En el mismo número de «Nasha Zaria», Márlov amenaza por anticipado a la futura fracción socialdemócrata de la IV Duma: si también ella resulta antiliquidacionista, como su malévola predecesora, entonces «casos como el de Beloúsov dejarán de ser una excepción y se convertirán en la regla», es decir, dicho más llanamente, que los liquidadores escindirán la fracción dumista. Terrible sueño... señores liquidadores. Si tuvierais fuerza, ya haría tiempo que habríais montado vuestra propia fracción dumista liquidacionista...

El asunto de la «unificación» está en buenas manos... no hay nada que decir.

La lastimosa comedia del «unionismo» liquidacionista-trotskista repele a las personas menos exigentes. La unificación se está realizando, pero no con los liquidadores, sino contra ellos.

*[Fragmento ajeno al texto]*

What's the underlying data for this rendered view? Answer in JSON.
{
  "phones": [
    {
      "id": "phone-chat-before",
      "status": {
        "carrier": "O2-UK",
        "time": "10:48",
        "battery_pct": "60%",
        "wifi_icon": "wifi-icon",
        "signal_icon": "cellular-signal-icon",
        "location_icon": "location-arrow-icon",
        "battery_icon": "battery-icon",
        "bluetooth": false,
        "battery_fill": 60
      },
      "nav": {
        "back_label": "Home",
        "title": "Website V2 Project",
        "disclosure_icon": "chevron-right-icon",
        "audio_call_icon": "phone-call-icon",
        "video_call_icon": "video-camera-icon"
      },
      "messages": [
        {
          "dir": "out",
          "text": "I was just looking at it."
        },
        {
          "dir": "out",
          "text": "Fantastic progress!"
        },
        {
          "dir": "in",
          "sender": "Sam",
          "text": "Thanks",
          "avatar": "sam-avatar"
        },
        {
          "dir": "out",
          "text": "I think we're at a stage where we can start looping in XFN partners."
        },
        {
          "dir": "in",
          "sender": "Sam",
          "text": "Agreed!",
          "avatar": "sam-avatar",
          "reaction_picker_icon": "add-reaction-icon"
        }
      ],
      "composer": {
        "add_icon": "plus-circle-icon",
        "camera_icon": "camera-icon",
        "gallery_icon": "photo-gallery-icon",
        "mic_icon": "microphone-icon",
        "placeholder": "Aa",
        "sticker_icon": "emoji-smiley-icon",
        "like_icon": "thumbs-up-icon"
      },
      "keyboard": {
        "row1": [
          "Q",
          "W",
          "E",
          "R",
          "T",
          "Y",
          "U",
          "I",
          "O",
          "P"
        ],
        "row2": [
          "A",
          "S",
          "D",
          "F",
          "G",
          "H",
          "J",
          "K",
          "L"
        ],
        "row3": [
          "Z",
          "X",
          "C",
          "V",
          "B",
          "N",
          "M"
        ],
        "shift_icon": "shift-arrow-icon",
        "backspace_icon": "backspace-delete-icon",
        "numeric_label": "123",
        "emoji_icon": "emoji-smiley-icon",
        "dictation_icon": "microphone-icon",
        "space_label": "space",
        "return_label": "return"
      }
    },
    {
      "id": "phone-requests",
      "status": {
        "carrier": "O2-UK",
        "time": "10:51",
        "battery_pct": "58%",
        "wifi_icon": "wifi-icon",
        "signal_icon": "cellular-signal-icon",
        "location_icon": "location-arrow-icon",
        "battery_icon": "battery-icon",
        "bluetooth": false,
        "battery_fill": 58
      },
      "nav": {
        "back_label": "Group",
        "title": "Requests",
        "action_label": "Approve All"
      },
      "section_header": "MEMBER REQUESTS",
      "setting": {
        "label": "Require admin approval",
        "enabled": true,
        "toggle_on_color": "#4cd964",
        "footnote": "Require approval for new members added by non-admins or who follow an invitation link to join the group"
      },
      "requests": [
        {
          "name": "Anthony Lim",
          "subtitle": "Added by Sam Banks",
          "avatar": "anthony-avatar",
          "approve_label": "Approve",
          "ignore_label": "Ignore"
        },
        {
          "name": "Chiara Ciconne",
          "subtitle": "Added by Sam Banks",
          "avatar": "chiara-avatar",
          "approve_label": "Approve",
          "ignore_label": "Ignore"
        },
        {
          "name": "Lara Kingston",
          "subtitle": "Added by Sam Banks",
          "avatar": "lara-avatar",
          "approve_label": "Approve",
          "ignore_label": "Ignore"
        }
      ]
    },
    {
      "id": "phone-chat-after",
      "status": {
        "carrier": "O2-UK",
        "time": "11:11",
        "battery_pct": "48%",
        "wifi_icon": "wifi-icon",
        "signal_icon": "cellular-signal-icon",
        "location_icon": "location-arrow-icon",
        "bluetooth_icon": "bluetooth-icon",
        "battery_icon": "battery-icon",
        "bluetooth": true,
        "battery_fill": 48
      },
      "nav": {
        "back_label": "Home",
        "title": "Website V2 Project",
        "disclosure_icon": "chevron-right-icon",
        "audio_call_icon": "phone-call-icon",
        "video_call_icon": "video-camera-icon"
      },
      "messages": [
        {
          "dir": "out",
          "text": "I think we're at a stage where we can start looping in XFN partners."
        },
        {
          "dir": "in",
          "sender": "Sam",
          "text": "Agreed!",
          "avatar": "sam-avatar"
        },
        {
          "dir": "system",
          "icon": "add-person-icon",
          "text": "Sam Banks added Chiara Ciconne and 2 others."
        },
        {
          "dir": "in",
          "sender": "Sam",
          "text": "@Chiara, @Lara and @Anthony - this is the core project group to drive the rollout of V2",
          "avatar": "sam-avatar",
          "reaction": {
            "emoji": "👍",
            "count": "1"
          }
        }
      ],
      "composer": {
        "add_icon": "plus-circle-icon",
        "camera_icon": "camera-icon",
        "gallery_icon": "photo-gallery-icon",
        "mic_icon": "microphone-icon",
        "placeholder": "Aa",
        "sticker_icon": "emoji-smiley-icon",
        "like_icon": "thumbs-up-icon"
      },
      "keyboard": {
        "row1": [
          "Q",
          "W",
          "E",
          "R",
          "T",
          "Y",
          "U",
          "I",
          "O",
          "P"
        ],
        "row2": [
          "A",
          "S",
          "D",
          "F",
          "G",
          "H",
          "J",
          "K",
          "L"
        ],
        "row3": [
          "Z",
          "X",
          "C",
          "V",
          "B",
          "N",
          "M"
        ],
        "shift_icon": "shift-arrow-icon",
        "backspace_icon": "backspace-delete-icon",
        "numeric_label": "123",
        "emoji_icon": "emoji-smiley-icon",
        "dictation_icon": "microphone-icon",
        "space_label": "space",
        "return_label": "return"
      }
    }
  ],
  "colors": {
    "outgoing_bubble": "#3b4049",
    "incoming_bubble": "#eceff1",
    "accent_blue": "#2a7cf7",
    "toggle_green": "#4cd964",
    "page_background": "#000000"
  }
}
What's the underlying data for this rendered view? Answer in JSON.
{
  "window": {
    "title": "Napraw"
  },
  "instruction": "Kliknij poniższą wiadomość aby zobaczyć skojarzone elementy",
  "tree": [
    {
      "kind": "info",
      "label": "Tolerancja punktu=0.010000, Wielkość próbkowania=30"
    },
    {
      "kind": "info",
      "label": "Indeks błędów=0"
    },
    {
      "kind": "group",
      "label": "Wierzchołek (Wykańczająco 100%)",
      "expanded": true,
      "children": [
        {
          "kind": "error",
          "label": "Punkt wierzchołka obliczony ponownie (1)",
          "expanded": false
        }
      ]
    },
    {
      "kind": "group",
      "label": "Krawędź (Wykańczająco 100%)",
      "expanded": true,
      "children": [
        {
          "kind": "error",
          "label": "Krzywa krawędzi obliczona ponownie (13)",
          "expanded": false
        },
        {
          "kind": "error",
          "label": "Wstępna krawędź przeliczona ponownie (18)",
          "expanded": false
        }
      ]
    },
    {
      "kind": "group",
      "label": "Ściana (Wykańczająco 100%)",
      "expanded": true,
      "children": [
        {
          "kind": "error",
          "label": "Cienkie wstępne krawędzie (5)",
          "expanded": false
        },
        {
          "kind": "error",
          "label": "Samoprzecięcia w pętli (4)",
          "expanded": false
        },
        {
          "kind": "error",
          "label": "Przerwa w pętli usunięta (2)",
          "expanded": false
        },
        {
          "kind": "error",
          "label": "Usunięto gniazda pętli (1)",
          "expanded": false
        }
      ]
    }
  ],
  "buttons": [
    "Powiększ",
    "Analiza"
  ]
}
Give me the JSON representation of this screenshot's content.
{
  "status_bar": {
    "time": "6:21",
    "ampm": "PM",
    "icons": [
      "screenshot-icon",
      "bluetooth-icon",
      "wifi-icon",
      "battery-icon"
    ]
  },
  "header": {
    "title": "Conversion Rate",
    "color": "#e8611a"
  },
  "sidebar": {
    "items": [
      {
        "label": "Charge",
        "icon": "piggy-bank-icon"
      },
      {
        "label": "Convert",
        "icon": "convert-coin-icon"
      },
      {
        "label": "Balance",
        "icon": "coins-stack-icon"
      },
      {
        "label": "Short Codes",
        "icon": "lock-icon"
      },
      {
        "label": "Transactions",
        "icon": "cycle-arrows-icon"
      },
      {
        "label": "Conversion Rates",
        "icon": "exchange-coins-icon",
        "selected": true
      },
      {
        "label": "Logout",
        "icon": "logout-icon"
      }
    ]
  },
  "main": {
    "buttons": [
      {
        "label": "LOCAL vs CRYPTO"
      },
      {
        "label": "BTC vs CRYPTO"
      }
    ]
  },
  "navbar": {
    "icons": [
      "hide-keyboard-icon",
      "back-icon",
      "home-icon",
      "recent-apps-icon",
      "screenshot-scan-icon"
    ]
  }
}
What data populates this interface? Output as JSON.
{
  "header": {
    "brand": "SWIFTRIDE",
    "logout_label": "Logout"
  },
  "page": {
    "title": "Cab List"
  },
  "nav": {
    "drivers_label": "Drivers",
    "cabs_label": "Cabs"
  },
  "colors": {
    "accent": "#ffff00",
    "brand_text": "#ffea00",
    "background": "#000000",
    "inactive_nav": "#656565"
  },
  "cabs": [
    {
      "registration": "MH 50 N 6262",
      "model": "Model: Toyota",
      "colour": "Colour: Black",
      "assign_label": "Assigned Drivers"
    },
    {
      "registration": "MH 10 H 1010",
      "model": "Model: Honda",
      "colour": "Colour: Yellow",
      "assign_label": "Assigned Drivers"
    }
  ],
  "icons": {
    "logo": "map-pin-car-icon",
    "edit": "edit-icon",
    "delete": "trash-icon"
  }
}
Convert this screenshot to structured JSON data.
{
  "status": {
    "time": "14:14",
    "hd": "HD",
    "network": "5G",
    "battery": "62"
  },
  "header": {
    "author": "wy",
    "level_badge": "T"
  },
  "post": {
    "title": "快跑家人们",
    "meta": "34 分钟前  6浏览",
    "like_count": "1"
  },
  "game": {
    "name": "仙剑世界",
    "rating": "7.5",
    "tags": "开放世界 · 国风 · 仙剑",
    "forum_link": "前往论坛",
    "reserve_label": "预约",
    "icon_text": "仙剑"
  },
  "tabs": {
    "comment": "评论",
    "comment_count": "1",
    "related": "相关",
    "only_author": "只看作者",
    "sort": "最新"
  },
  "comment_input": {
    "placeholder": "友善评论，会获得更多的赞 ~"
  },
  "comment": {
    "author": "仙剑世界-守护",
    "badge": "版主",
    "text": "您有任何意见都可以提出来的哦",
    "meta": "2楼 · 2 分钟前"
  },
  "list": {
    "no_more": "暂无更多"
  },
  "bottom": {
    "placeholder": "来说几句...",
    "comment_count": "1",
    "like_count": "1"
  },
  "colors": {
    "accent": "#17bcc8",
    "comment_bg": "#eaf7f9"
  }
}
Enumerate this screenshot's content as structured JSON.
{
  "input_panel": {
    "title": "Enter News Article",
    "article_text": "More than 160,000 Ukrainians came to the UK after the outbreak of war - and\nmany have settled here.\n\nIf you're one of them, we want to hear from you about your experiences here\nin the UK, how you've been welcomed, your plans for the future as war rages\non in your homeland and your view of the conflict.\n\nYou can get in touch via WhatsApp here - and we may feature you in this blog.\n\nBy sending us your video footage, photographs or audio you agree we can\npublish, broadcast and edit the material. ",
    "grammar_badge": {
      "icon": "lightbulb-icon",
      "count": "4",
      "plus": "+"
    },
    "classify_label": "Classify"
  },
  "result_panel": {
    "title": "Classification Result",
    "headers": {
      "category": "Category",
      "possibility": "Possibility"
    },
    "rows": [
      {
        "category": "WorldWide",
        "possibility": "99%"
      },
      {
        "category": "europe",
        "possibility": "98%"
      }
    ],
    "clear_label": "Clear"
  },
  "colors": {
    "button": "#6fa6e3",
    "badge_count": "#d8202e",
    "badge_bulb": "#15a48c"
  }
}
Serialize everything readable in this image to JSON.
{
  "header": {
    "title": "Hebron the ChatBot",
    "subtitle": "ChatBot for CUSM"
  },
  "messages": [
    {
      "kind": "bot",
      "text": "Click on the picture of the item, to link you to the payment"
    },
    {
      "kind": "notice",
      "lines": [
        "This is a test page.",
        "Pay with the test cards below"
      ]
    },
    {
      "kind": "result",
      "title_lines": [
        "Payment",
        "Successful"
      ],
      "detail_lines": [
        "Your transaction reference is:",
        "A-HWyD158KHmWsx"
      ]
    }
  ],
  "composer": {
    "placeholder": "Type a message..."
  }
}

A propósito de la increíble jlestakoviana de Trotski, Liber («Bund») y los liquidadores con su célebre «Comisión Organizativa», consideramos suficiente señalar a los lectores – que desean comprobar seria y reflexivamente las cuestiones controvertidas según los documentos, y no creer de palabra – los siguientes hechos:

En junio de 1911 se formó en París la Comisión Organizativa en el Extranjero después de que Liber e Ígorev abandonaran la reunión de los miembros del Comité Central. La primera organización en Rusia a la que se dirigió la COE fue Kiev. Incluso Trotski reconoce su carácter indiscutible. En octubre de 1911, con la participación de Kiev, se constituyó la Comisión Organizativa Rusa. En enero de 1912, ella convocó la conferencia del POSDR.

En enero de 1912 se reunieron el Bund, el Comité Central de los letones y el Comité Regional del Cáucaso (los tres grupos liquidacionistas). Los polacos se retiraron de inmediato, declarando toda la empresa como liquidacionista. Luego se negaron a entrar los «conciliadores» y Plejánov, quien declaró en el número 16 de su «Diario de un Socialdemócrata» que esta conferencia era convocada por los liquidadores. Ahora, en junio de 1912, ni el Bund ni Trotski han «unificado» a nadie, salvo a los golosistas y a los vperiodistas; no han atraído a ninguna organización seria e indiscutible en Rusia; no han respondido ni una palabra a lo sustancial de Plejánov; ¡no han cambiado ni un ápice de la prédica de los liquidadores en «Nasha Zaria» y otros órganos similares!

Mientras, las frases y la fanfarronería sobre la «unificación» no tienen fin.

«Sotsial-Demokrat» núm. 27, 17 (4) de junio de 1912.

Se imprime según el texto del periódico «Sotsial-Demokrat».